(Photo: Xinhua/AFP)
WASHINGTON, 26 septembre (Xinhua) -- Les candidats à
la présidence des Etats-Unis John McCain et Barack Obama se sont
vivement opposés sur l'économie et la politique extérieure lors
de leur premier débat en face à face, vendredi soir à Oxford,
Missouri.
Le républicain McCain a déclaré que le gouvernement
devait réduire ses dépenses et réitéré son appel à apposer un veto à
tout projet de loi avec des earmarks.
Le démocrate Obama a affirmé que le pays avait
absolument besoin d'une réforme des earmarks mais a déclaré "la supression
des earmarks seule n'est pas une recette pour remettre sur les rails
la classe moyenne".

(Photo: Xinhua/Reuters)
Ils se sont également livrés à une joute confuse
pour savoir qui réduirait le plus les impôts.
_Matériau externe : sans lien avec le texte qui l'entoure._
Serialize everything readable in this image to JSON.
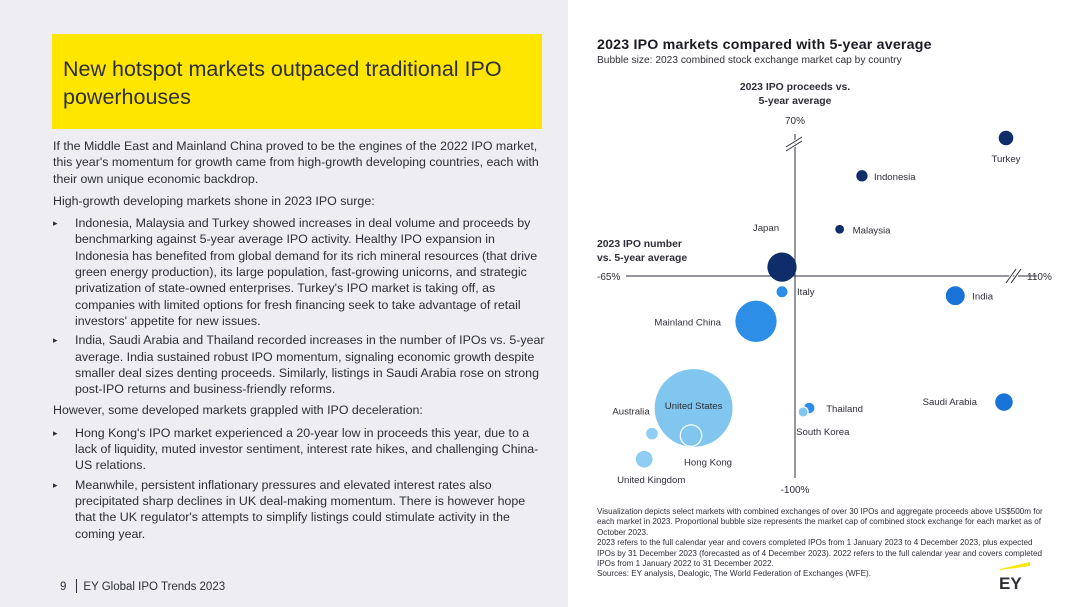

M. MacCain a assuré
qu'il diminuerait les impôts sur les sociétés pour encourager une hausse
de l'emploi aux Etats-Unis, alors que M. Obama a déclaré qu'il réduirait
les impôts pour 95% des familles américaines.
M. Obama a également indiqué que les Etats-Unis
faisaient face à la pire crise économique depuis la Grande
Dépression.
M. McCain a déclaré qu'il était malgré tout
encourageant de voir que les républicains et les démocrates travaillaient
ensemble pour résoudre la crise.
Après 30 minutes d'échanges sur l'économie, c'est
vers la politique extérieure que se sont orientés les débats.
M. Obama a affirmé que les Etats-Unis ne pouvaient
pas tolérer un "Iran nucléarisé", appelant à des sanctions plus
dures.
M. McCain a appelé à la formation d'une nouvelle
"ligue des démocraties" pour tenir tête à l'Iran.

(Photo: Xinhua/Reuters)
Le candidat républicain a affirmé que le prochain
président allait devoir décider quand et comment quitter l'Irak et de ce
que les Etats-Unis allaient y laisser derrière eux.
Il a déclaré que la guerre avait été mal conduite au
départ mais que les Etats Unis l'emportaient désormais, grâce à "un
formidable général et à une stratégie qui a réussi".
M. Obama a sévèrement critiqué McCain pour s'être
trompé sur la guerre depuis le début, affirmant que McCain n'avait en aucun
cas anticipé le soulèvement contre les forces américaines et les
violences entre groupes religieux rivaux dans le pays.
"Quand la guerre a débuté, vous disiez que ce serait
rapide et facile. Vous affirmiez que nous savions où étaient les armes de
destruction massive" a affirmé Obama, citant la politique clé de la
Maison Blanche justifiant l'invasion de 2003.